Go Cry, Cronkite

There were a lot of things that I learned when I trekked out to St. Augustine to go catch Earl Greyhound the other night:
1. Kamara Thomas is even hotter in person.
2. Matt Whyte is like 15 feet tall - and if he has anything close to a low-post drop step I want him on my team.
3. The best way to overcome a shitty sound guy is to play so loud you drown out the PA.
4. When it comes to music, Ashley is always right.
5. Pringles are really not an effective pre-drinking dinner choice.
6. Yes, that was a double vodka you ordered.
7. There's no such thing as too many jokes about the white girl dance.
8. Julius Airwave sucks.
Well, maybe that isn't totally true. Julius Airwave's songs (which were sort of like what I imagine a head-on collision between Coldplay's tour bus and a bad Smiths cover band might sound like) left me completely flat.

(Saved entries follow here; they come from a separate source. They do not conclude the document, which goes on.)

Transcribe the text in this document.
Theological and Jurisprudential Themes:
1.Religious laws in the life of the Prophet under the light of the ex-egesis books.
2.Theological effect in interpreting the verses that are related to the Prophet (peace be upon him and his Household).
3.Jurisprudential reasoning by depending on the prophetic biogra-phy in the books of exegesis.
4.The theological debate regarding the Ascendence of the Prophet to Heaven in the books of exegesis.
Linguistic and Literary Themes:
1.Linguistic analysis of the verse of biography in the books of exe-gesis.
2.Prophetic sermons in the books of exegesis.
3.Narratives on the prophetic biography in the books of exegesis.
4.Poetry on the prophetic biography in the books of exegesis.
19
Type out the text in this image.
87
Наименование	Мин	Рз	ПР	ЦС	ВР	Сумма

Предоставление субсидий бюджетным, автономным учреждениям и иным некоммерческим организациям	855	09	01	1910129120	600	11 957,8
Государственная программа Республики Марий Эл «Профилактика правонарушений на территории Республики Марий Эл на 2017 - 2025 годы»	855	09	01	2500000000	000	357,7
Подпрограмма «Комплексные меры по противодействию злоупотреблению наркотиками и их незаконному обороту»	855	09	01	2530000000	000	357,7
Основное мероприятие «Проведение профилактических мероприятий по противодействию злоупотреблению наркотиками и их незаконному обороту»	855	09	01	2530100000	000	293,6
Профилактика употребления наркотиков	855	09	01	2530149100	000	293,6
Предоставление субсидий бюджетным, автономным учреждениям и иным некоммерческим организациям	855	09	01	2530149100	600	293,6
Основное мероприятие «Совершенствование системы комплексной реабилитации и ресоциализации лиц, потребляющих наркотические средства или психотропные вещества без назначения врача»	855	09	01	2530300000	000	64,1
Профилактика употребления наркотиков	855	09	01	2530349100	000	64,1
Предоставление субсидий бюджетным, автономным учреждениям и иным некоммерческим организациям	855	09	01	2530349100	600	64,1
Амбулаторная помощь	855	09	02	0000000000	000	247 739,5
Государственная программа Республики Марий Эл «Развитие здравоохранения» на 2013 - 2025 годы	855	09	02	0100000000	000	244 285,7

But I totally loved watching their bass player -- because perhaps without knowing it he was the perfect embodiment of every bass player in every alternative band ever.

First off, he loaded his equipment (Ampeg cabinet, Rickenbacker 4003, one cable) on stage himself, plugged in -- made sure he was in tune, and then proceeded to stand in quiet annoyance while the other 4 members of his band proceeded to take 25 more minutes to set up all of their stuff up.

He was wiry thin with one of those olive-brown t-shirts that probably cost $50 but looks like it hadn't been washed ever, revealing just a hint of half-sleeve tattoos on both arms. Once the set started, he knew every song, hit every beat, and looked utterly disinterested in what he was doing the whole time. Occasionally dude would break into a "twist one of your legs in time with the beat without ever taking your foot off the floor" dance move, but once he noticed people were looking it would stop completely. Then when the gig ended he was unplugged, packed up, off the stage, and talking to women before anyone else had even started to break down their gear.
Dude was perfect.
Unfortunately, his band was just lame. Not in the sense that they weren't capable musicians, or that they didn't work together as a group -- but that despite their synergy and polish, the songs were just ..dull.

Which I guess is the reasoning that lies at the heart of my sense of music snobbery. Especially when it comes to live music, there are so many things that can ruin it for me. With local bands, it's usually a matter of one or more members of the band being so annoyingly bad at their instruments or respective roles in the group that they actually ruin the potential of a band that might have otherwise been something worth hearing. There's nothing worse than seeing a decent rock band lay down a solid groove only to have some wannabe singer come out and Fred Durst the whole thing. But then there are cases like Julius Airwave where the band has been around a long time, the members clearly knew their stuff, and yet still didn't do anything for me.

But man, I was clearly in the minority on that thought -- because the hipsters in attendance couldn't get enough of that mopey bullshit. Each song ending brought raised cans of PBR in appreciation. It's people like this that keep Moby and the White Stripes in business, and it's getting old. I mean, I'm all for different people liking different styles of music, but if something outright sucks it should be universal, right?

And while I'm at it -- can someone please explain to me why so many hipster dudes will go to any length and expense to look like Jerry Reed? Sure Smokey and the Bandit was a funny movie, but it was never intended as a fashion guide. Besides, what's the point of dressing like a trucker if all you drive is a Nissan Sentra?

I don't know -- maybe I don't have room to talk here; when I was in school I was still doing my best to look like I was one of the guitar players from Ratt -- but even then I still wouldn't lower myself to the level of Pabst.

Here's a hint: You don't need to look like an extra from the set of Hee Haw to see an advanced screening of the latest Wes Anderson film -- all it takes is 10 bucks and a couple hours free on a Tuesday.

Besides, we all know what happens when you take a Rivers Cuomo worldview and put it in a cowboy shirt, don't we?